Irak’ın ABD işgaline uğramasının üzerinden tam 14 yıl geçti. 21 Mart 2003 gecesi, ABD savaş uçakları ve füzelerinin Bağdat’ı bomba yağmuruna tutmasını canlı canlı televizyon kanallarından izlemiştik. Bizimle aynı anda dünya vatandaşları da saldırı gecesini saniye saniye takip ederek, ABD’nin zalimlikte sınır tanımadığını hafızalarına kazımıştı. İşgal şöyle oldu, böyle oldu diyerek detaylara girmeyeceğim. Neden ve niçin boyutu ile olaya bakmakta fayda olacağı kanaatindeyim.
ABD’nin eski Savunma Bakanı Chuck Hagel’in Irak’ın işgali için söyledikleri nedenleri ile kaosu tek cümle ile açıklar niteliktedir.
Hagel, “Biz petrolü önemsiyoruz ve onun için savaşıyoruz. Irak’ta da önemli bir nedenden dolayı bulunuyoruz…” diyerek kendi ülkesinin kalesine işgal anında 90’dan gol atmıştı. Şu an bu yazıyı okurken, evde olabilirsiniz, sokakta, bir kafe’de, işyerinde veya aracınızda olabilirsiniz. Nerede olursanız olun, sessizce etrafınıza bakın. Bakış açınızda gördüğünüz herşey ama herşey hammadde ile yapılmıştır. Hammadde olmasaydı, şu an görüş açınızda bulunan hiçbir şeyi göremeyecektiniz. Harpler, işgaller ve kaos planları hammadde kaynaklarının bulunduğu coğrafyada cereyan etmektedir.
Daha kuvvetli, daha güçlü ve her imkanı kendi tasarruflarında değerlendirmek isteyen güçler kimi zaman birbirleriyle çatışmış, kimi zamanda başkalarını başka birileri ile savaştırarak denge kurmaya çalışmışlardır.
Bu mücadelelerin ve kanlı hesaplaşmaların nedeni ise petrole sahip olma isteği olmuştur. Petrol devlerinin Osmanlı’yı nasıl yıkıma götürdüğünü sorgulamıyoruz. Burada esasında Osmanlı oyun dışı bırakılmamıştır. Oyun dışına Türkler alınmış ve kardeşin kardeşe düşman olacağı tohumlar cumhuriyetin her karış toprağına itina ile ekilmiştir.

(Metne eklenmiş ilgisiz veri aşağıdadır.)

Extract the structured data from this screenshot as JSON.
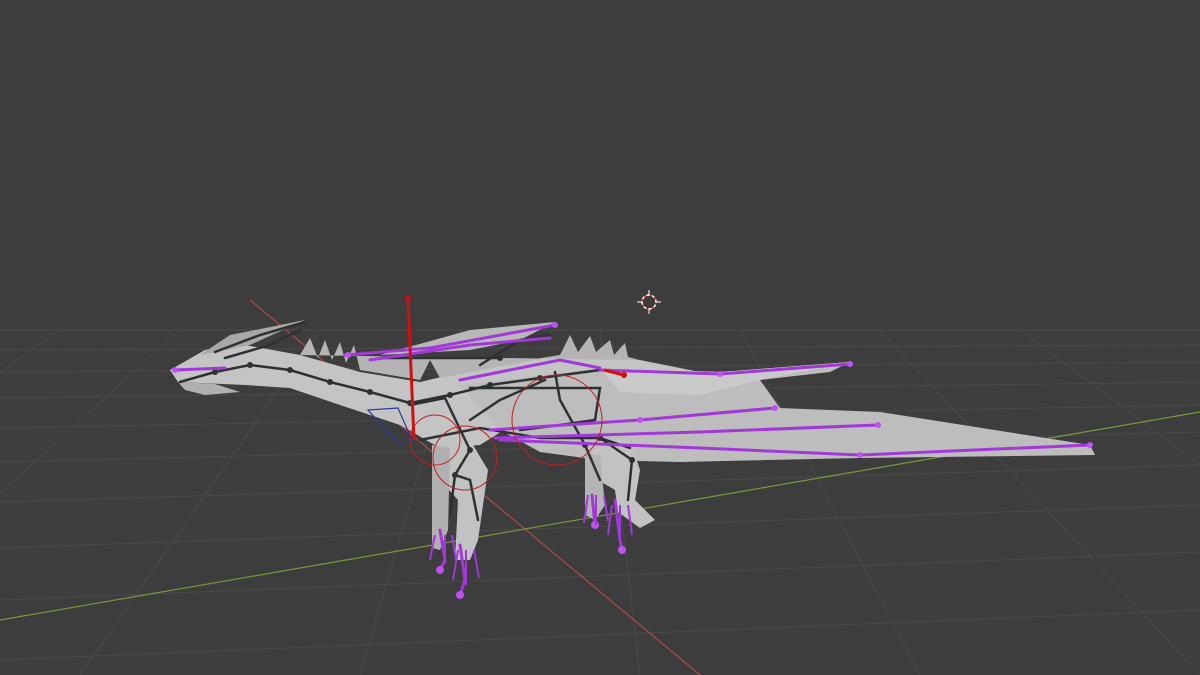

Neden ve niçinleri öğrenmeyi bırakın, aklından geçiren bir nesilin bile yetişmemesi için ellerinden gelen yapılmıştır.
Masonlar ve Sabetayistler bu amaç ile ülkemizde ekilen nifak tohumların yeşermesine kadar ince ince topraklarımızı sulamışlardır.
Yıl 2017 hala tarihimizi bilmiyoruz. Tarihimizin yanlış öğretildiğini biliyoruz, fakat gerçek tarihimizi araştırmıyoruz. “Türkler olarak dünyanın dört bir yanını biz yönetiyorduk, biz büyük imparatorluktuk, dedelerimiz evrene adalet dağıtırdı” diyerek boş boş konuşarak boş vakitlerimizi dolduruyoruz.
Sevgili okurlarımız enerjiniz daim, boş vakitlerinizin de dolu dolu olmasını dilerim.